Prognostic value of lung ultrasound in patients hospitalized for heart disease irrespective of symptoms and ejection fraction
Aims Lung ultrasound B‐lines are the sonographic sign of pulmonary congestion and can be used in the differential diagnosis of dyspnoea to rule in or rule out acute heart failure (AHF). Our aim was to assess the prognostic value of B‐lines, integrated with echocardiography, in patients admitted to a cardiology department, independently of the initial clinical presentation, thus in patients with and without AHF, and in AHF with reduced and preserved ejection fraction (HFrEF and HFpEF). Methods and results We enrolled consecutive patients admitted for various cardiac conditions. Patients were classified into three groups: (i) acute HFrEF; (ii) acute HFpEF; and (iii) non‐AHF. All patients underwent an echocardiogram coupled with lung ultrasound at admission, according to standardized protocols.

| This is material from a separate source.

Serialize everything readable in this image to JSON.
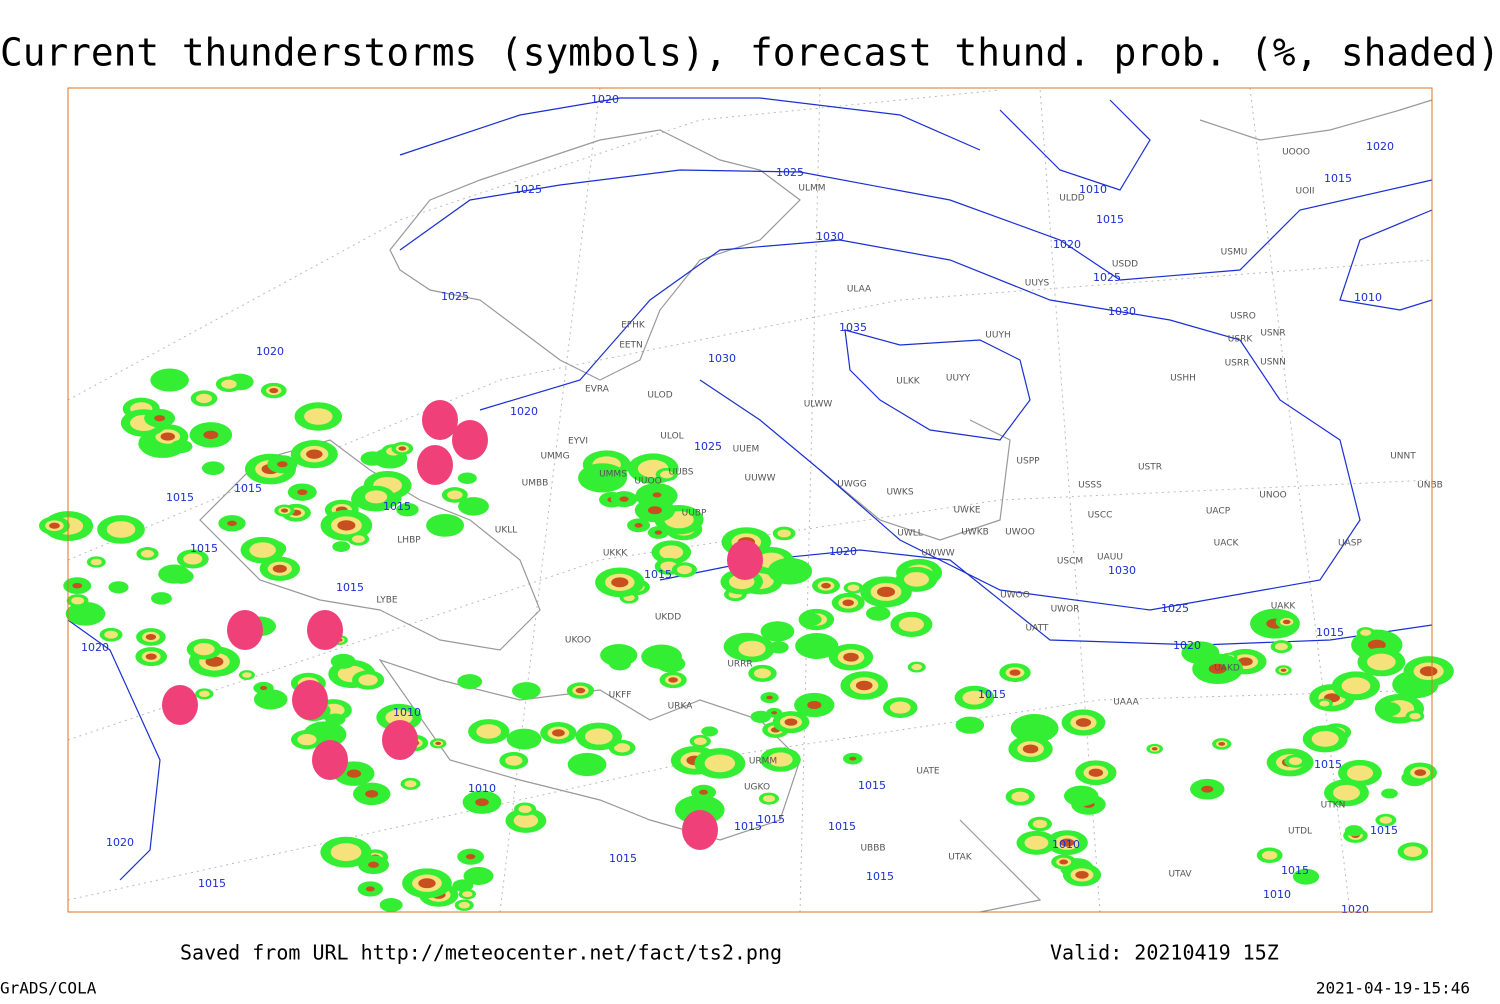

We followed up 1021 consecutive inpatients (69 ± 12 years) for a median of 14.4 months (interquartile range 4.6–24.3) for death and rehospitalization for AHF. During the follow‐up, 126 events occurred. Admission B‐lines > 30, ejection fraction < 50%, tricuspid regurgitation velocity > 2.8 m/s, and tricuspid annular plane systolic excursion < 17 mm were independent predictors at multivariable analysis. B‐lines > 30 had a strong predictive value in HFpEF and non‐AHF, but not in HFrEF. Conclusions Ultrasound B‐lines can detect subclinical pulmonary interstitial oedema in patients thought to be free of congestion and provide useful information not only for the diagnosis but also for the prognosis in different cardiac conditions. Their added prognostic value among standard echocardiographic parameters is more robust in patients with HFpEF compared with HFrEF.